Tue Feb 5 08:53:21 PST 2008

In my opinion you should never use backtracking unless performance is 
not a big deal for you. It is good for prototyping and as you say it can 
make the specification of your grammar easier/neater. 

If your grammar is ending up with lots of nested syntactic predicates 
(that cause multiple executions of them) and you dont want to put in 
the effort to solve the issues (remember that there are some places 
where you must use a predicate, such as distinguishing generics from 
logical expressions in C#), then using backtracking and memoizing might 
well be faster than all the predicates.

Backtracking basically trys each alt that might be predicted in turn 
until it finds one that works.
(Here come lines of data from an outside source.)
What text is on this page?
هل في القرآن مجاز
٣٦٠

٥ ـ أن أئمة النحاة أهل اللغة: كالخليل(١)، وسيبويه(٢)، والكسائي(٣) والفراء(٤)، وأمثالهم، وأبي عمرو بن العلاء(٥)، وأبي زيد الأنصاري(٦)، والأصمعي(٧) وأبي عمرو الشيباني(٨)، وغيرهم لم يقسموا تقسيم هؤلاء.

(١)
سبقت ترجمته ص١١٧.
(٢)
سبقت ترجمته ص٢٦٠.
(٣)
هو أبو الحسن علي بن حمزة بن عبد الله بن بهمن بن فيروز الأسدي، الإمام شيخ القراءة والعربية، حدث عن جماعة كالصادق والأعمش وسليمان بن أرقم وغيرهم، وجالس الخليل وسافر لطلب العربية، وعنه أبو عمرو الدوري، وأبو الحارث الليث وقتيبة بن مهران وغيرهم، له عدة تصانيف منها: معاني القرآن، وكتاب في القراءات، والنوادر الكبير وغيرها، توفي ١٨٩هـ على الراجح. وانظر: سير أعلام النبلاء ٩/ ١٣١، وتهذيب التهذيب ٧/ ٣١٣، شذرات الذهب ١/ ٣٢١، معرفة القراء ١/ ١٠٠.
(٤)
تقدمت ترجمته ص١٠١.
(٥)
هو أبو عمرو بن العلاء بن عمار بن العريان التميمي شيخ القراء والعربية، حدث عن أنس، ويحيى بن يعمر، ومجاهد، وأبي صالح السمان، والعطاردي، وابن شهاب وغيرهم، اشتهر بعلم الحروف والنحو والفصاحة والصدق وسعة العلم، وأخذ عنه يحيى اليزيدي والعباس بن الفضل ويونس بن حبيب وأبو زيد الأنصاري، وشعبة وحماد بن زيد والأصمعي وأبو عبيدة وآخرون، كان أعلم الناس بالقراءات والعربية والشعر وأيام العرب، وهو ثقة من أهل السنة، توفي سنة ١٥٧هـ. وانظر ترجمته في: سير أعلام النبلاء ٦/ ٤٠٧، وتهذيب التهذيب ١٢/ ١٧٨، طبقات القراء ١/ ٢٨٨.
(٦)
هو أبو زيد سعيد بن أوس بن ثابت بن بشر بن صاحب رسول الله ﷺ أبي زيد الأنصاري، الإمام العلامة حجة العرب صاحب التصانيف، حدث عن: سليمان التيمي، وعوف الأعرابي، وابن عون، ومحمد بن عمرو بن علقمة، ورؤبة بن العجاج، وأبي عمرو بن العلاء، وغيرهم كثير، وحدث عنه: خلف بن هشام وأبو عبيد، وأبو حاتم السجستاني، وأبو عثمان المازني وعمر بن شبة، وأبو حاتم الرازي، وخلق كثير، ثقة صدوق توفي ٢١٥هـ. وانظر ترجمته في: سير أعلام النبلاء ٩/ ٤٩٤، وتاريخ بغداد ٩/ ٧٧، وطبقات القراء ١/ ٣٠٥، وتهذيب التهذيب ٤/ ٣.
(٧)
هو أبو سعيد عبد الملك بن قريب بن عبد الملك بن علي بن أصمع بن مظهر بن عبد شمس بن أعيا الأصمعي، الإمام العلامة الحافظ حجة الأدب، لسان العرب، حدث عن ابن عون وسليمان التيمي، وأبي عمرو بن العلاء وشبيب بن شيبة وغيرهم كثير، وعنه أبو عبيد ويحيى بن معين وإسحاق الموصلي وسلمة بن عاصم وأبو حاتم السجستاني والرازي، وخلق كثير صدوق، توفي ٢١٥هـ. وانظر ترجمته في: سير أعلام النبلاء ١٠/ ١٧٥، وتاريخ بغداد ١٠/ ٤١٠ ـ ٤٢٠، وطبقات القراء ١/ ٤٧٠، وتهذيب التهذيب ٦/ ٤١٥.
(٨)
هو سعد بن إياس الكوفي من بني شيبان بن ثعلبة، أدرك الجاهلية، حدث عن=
The memoizing option allows the paresr to 
realize that it has already tried some parts of the path and skip them 
so it helps a lot performance wise, but you are still doing all that 
looking ahead and abandoning paths. With a good knowledge of what is 
happening though, you can favor the alts that are most likely to come up 
and help a lot.

I would say that if you are producing a tool that does not run 
continuously or on many many input streams, and/or the parse is 
generally a small part of the overall time, then you may find 
backtracking is just fine and infinitely preferable to lots of 
predicates.

There are some languages that are not necessarily good targets for an 
ANTLR grammar and there isn't a good way to parse them without 
backtracking or lots of predicates. Wiki markup languages are like that 
for instance because they are a bit haphazard and tend to have lots of 
context. If you are not trying to parse such a language, then it is 
usually possible to create a syntactic parser that has very few 
ambiguities. Experience and effort is required. Experience lets you spot 
the things that are truly an ambiguity in the language spec vs something 
that you could specify in a better way.

Remember that your parser is only there to filter out valid syntax from 
invalid syntax, not to try and allow different syntactic paths for 
things that are essentially the same syntax. Amalgamate all common token 
sequences, even if this allows through code that isnt really valid. 
Then filter such things out semantically in the tree parser (you should 
always end up with a syntactically sound tree). Many times language 
specs are written in an informative manner and distinguish things that 
are really semantics, such as methodName and interfaceName, which are 
syntactically the same thing and perhaps create long starting sequences 
before you can infer syntactically that you have a method declaration 
not an interface declaration and so on.

I hope that helps, but in summary, try not to use backtracking and 
memoizing, but dont throw out the options completely as there are 
reasonable situations where they are perfectly fine.

Jim

> -----Original Message-----
> From: Mark Volkmann [mailto:r.mark.volkmann at gmail.com]
> Sent: Tuesday, February 05, 2008 4:41 AM
> To: antlr-interest
> Subject: [antlr-interest] syntactic predicates vs. backtrack=true
> 
> Can someone describe a case where it's better to use syntactic
> predicates on rule alternatives than just specifying backtrack=true as
> a rule option? It certainly introduces less clutter in the grammar to
> use backtrack and of course there is less to type and less opportunity
> for error. Is it significantly more efficient to use syntactic
> predicates?
> 
> --
> R. Mark Volkmann
> Object Computing, Inc.